Question re: classification model evaluation

Hi all,

I am in the midst of peer review on a paper that developed a probabilistic binary classifier (a fancy way of saying logistic regression with frills) for a geoscience application (using Stan!). Here are a few key properties:

  • The dataset is imbalanced towards positive outcomes (~3:1) and both positive and negative predictions will be of significance to users.
  • The mis-classifcation cost will vary from use to use.
  • The actual population ratio of outcomes is unknown but it is generally assumed that the data collection is biased towards positive outcomes.

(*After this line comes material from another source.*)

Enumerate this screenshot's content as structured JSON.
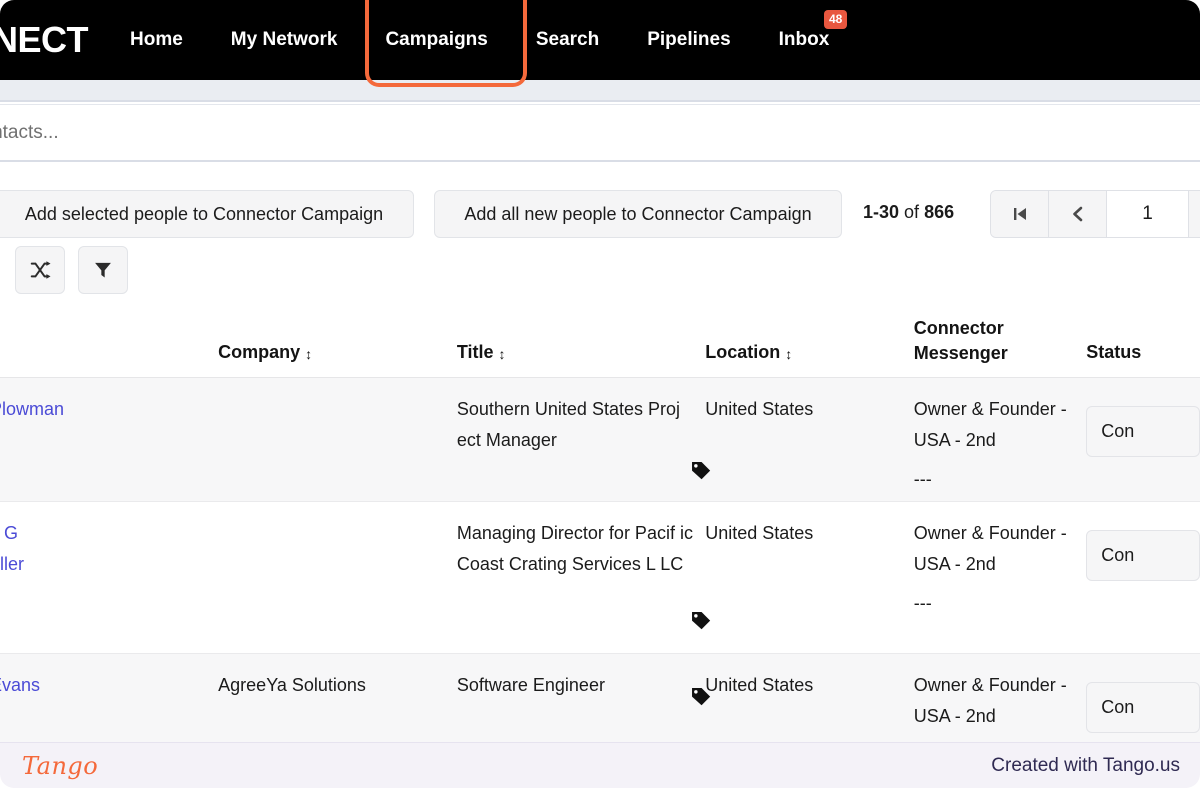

This may not be the best place for this question but there are a lot of smart modelers on this forum and I wanted to throw it out there. I used my typical predictive modeling tools of up-sampling to compensate the minority class and balance the training data and calculated performance metrics using the ROC curve and AUC. One reviewer commented that we should calculate the performance recall curve (which I think is fair) because a significant difference in the PR curves when the class labels are switched indicates sampling bias (which I don’t immediately agree with).

The paper that they refer to simulated a population of yes/no outcomes from a fake logistic regression using typical procedures. They then drew samples from this population of varying class ratios by fixing the length of the majority class (which they labeled as 0) at 5000 and drawing an appropriate number of the minority class (labeled as 1). They then fit logistic regressions to these samples and calculated ROC and PR curves and performance metrics from the same sample data. Their results showed (as would be expected) that ROC derived metrics did not change with the class ratio of the testing/training data, but PR derived metrics did – particularly when the minority class was labeled as the class of interest. The paper claims that their results show that “the difference in the mean Prec, Rec, and F-M
within the class and between the classes can be used as an indicator of sampling bias
and the resulting inaccuracy of the predicted probabilities using the MLLR model”

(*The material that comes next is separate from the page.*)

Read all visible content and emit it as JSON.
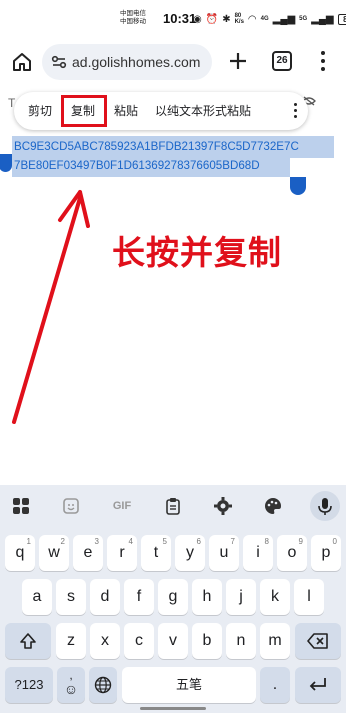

My gut feeling is that this claim is false and are the stated results would be true for any testing data with an imbalanced class ratio independent of the model being evaluated. Does anyone have any insight to shed or this?

Sometimes @harrelfe hangs around the forum, and I’m sure he could guide you through this. But otherwise, for this sort of questions you’ll probably have better luck on https://discourse.datamethods.org.

1 Like

Thanks for the suggestion, I’ll check the forum out!